GBC Entrepreneur Spotlight: Stephanie Cole
Stephanie Cole is the founder of Safe Pod, a social enterprise that tackles the issue of sexual and gender-based violence in Toronto. She also has a background in Social Services, Forensic Psychology and a passion for Social Justice.
Stephanie works with businesses to help them build a culture that is POSITIVE, CONSENT–DRIVEN & INCLUSIVE. She helps businesses foster a workforce that does not support Sexual Violence and/or harassment. She also works with youth to ensure that they completely understand consent and what factors are required when obtaining consent.
Stephanie has worked for several years in both the hospitality and entertainment industry and has lived through and witnessed countless incidents of sexual harassment in the workplace. She built SafePod in order to ensure that those that come after her will not have to go through what she went through in order to pay their rent or buy groceries. Being able to make ends meet while working in the service industry should not come at such a high cost.
We had the opportunity to ask Stephanie a few questions!
Stephanie, what’s your educational background?
I graduated from GBC with a diploma in Social Service Work, and I am currently continuing my studies at UOIT in Forensic Psychology.
What made you want to become an entrepreneur?
I never thought I wanted to be an entrepreneur at first. But I also wasn’t sure what being an entrepreneur entailed. And after going through the social enterprise class and entering into the social innovation hub, pieces of my life started to make more sense. I realized all of the struggles I had in a normal 9-5 jobs were because my personality was just better suited for a social enterprise, and even better if I could start my own. After that, there wasn’t much of a decision to make. I found my passion and then it snow balled. If you had asked me 5 years ago, I would have said – definitely not, seems like to much work. And I think it is more work because you have to hold yourself, which can be challenging but then all of the work you are doing, is to fuel your passion and not somebody else’s.

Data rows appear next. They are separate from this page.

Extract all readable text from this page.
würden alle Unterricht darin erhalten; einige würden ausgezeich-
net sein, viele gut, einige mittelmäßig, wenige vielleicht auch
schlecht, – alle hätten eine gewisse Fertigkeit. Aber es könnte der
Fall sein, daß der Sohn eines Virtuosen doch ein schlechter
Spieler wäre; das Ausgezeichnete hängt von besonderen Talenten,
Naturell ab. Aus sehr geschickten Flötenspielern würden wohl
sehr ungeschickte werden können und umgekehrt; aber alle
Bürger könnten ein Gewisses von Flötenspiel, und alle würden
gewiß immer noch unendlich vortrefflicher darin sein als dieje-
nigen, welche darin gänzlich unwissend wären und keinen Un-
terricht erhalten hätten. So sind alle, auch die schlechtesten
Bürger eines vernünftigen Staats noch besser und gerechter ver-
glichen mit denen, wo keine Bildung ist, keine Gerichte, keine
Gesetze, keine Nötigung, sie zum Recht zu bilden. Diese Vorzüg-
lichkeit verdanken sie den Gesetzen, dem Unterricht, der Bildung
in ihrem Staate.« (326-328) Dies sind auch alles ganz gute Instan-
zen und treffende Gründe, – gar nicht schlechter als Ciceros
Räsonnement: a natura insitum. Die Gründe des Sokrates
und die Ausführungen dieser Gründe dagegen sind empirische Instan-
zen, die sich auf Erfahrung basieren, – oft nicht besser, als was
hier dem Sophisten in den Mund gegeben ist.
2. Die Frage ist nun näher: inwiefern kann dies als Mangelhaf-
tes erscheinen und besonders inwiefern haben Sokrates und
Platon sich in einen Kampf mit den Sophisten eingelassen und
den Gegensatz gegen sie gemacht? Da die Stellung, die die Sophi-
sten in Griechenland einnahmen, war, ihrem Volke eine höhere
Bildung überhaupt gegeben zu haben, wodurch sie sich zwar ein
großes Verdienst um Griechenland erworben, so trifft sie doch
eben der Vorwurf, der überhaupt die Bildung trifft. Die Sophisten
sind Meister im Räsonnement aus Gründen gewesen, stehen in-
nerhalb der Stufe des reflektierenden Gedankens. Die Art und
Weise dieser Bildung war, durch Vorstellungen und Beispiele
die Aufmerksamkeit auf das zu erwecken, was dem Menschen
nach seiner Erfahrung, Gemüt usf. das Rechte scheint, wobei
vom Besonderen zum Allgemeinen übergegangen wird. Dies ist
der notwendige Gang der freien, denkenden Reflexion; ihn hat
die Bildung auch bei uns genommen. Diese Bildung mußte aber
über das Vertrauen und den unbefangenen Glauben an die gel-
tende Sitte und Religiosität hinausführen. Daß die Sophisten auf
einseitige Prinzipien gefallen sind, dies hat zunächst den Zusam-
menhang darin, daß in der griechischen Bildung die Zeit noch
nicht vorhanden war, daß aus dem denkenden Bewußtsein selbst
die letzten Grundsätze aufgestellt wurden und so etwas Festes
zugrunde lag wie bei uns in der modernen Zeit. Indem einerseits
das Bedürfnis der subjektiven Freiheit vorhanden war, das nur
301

Why did you create SafePod?
I created SafePod out of need and frustration. I was working in the hospitality industry as a bartender and a server while at the same time attending GBC for Social Work. The environment at school was super inclusive and great and supportive and then i would turn around and go to work in just a field of oppression and harassment. It was awful. I would constantly be leaving jobs to find “better” bars to work in. It got to the point where I stopped telling people about the new job I had because they just thought I couldn’t hold down a job. When in actuality it was due to sexual harassment in the work force and not knowing how to navigate those waters. Eventually I realized that it wasn’t just me having these issues and I realized something had to be done. I read a Toronto Star article highlighting how deeply entrenched abuse is in the hospitality sector and how it is one of the only industries completely untouched by the #metoo movement. So I decided to change that. I hope that SafePod can be a saving grace for anyone that has ever experienced, or is experiencing, sexual violence or harassment while at work in the hospitality sector.
How successful is SafePod? (Tell us some of your successes.)
SafePod is still paving the road to success but we have had a few fun successes so far. We got to host a training for The Hospitality Training Center. That was huge because they are leaders in the industry and have several key partners. We are currently looking into a partnership with them. We also received funding through two different prominent sources. One private sector funding and one through the government of Ontario. Accepted grant applications always feel amazing because it is external validation that lets you know you are on the right path. I also just recently booked a training at a Youth Center that I once applied to work at – so for me that was a huge success.
What is one piece of advice you would give to aspiring entrepreneurs?
If you’re in school and you know that you want to be an entrepreneur, start now. And use up every single resource you can while you are still affiliated with an educational institution. When you get kicked into the real world, access to resources, mentors and even journal articles becomes very limited and costly. While you’re in school you don’t realize the amount of free resources that are just handed to you that you often overlook. Even just the cost of meeting space puts a huge dent in your pocket. I was so lucky and was able to use space at George Brown to host my focus groups. If I had done that at [a] workspace, it would have been a few hundred dollars easy. And I hosted about 4 to 5 focus groups. Students are so lucky with all the resources schools give them, and with the amount of tuition we pay, use every single last resource, to build a solid foundation, so once you graduate you are on a good foot.